I asked Chatty G to analyze the posts in this group that have the highest engagement (excluding admin posts) and make recommendations about how people could create better posts. This is what it said:
I’ve been spending some time looking at the posts here to figure out why some take off while others barely get seen — and the patterns are pretty clear. If you want your promo post to actually get attention (and not just disappear into the feed), here’s what I’ve noticed consistently works:
💡 1. Lead with something people care about — not just the name of your offer.
Instead of starting with “Join my group” or “Here’s my course,” open with a question, a challenge, or a common pain point your audience has. The best-performing posts usually make the reader think “Oh, that’s me.”
🎯 2. Keep the focus tight.
Posts that promote one clear thing — a free resource, a single workshop, a focused offer — get far more engagement than those that list everything you do. If you have multiple things to share, make separate posts over time.
📈 3. Show the benefit, not just the feature.
Telling people “I run a membership” is less compelling than “I help coaches sign their first 5 clients.” Always connect what you’re offering to the result it creates.
🤝 4. Make it feel like an invitation, not a sales pitch.
The posts with the most traction don’t pressure anyone. They share something valuable and then say, “If this sounds helpful, here’s where to go.” A soft invitation builds more trust here than a hard sell.

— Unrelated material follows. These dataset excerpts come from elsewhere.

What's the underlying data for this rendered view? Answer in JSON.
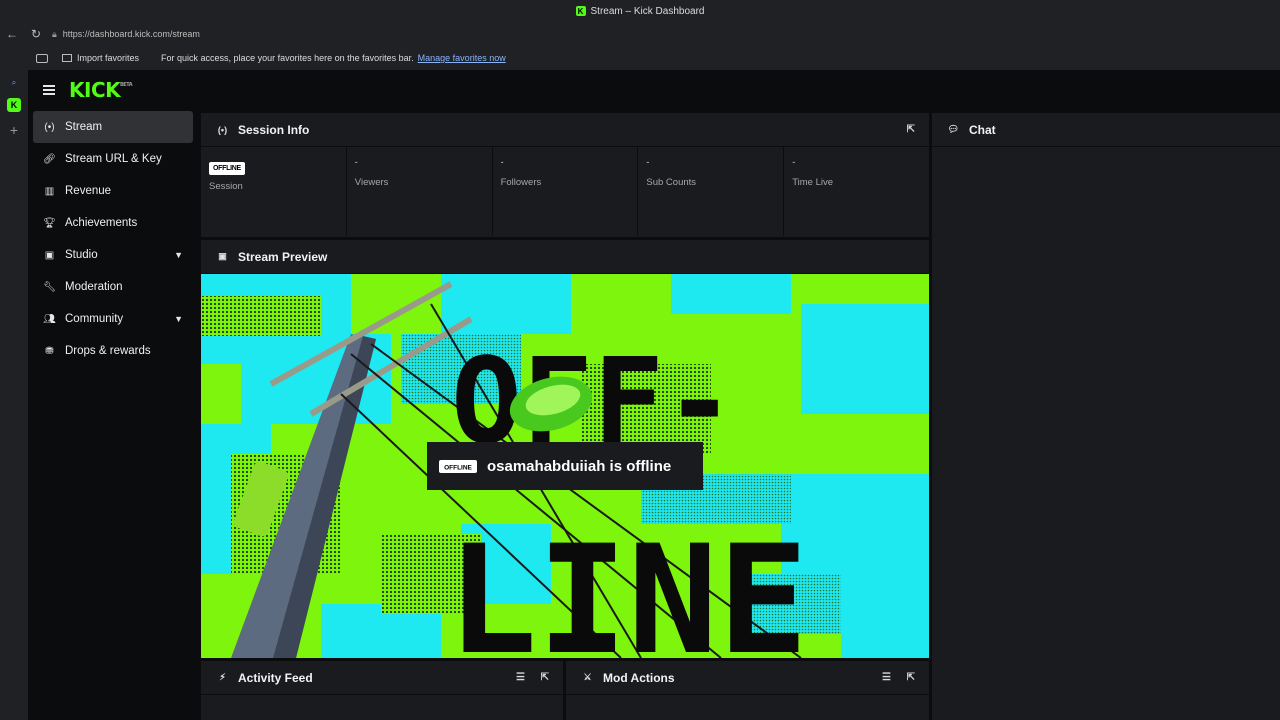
{
  "browser": {
    "window_title": "Stream – Kick Dashboard",
    "url": "https://dashboard.kick.com/stream",
    "favorites": {
      "import_label": "Import favorites",
      "message": "For quick access, place your favorites here on the favorites bar.",
      "link": "Manage favorites now"
    }
  },
  "app": {
    "logo": "KICK",
    "logo_tag": "BETA",
    "sidebar": {
      "items": [
        {
          "label": "Stream",
          "icon": "broadcast-icon",
          "active": true
        },
        {
          "label": "Stream URL & Key",
          "icon": "link-icon"
        },
        {
          "label": "Revenue",
          "icon": "bar-chart-icon"
        },
        {
          "label": "Achievements",
          "icon": "trophy-icon"
        },
        {
          "label": "Studio",
          "icon": "studio-icon",
          "expandable": true
        },
        {
          "label": "Moderation",
          "icon": "wrench-icon"
        },
        {
          "label": "Community",
          "icon": "community-icon",
          "expandable": true
        },
        {
          "label": "Drops & rewards",
          "icon": "drops-icon"
        }
      ]
    },
    "session": {
      "title": "Session Info",
      "status_badge": "OFFLINE",
      "stats": [
        {
          "value": "",
          "label": "Session"
        },
        {
          "value": "-",
          "label": "Viewers"
        },
        {
          "value": "-",
          "label": "Followers"
        },
        {
          "value": "-",
          "label": "Sub Counts"
        },
        {
          "value": "-",
          "label": "Time Live"
        }
      ]
    },
    "preview": {
      "title": "Stream Preview",
      "badge": "OFFLINE",
      "message": "osamahabduiiah is offline",
      "art_text_top": "OFF-",
      "art_text_bottom": "LINE"
    },
    "chat": {
      "title": "Chat"
    },
    "activity": {
      "title": "Activity Feed"
    },
    "mod_actions": {
      "title": "Mod Actions"
    }
  },
  "colors": {
    "accent": "#53fc18",
    "panel": "#191b1f",
    "background": "#0b0c0d"
  }
}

✨ 5. Demonstrate your value inside the post itself.
A short insight, quick tip, or example of your expertise within the post does more to build credibility than any list of credentials. It gives people a reason to believe you before they ever click.
None of this requires being pushy or salesy — it’s just about making sure your message is framed in a way that resonates. The more valuable and relevant we make our posts, the more this space will work for all of us.
What do you think? Have you noticed the same or different patterns?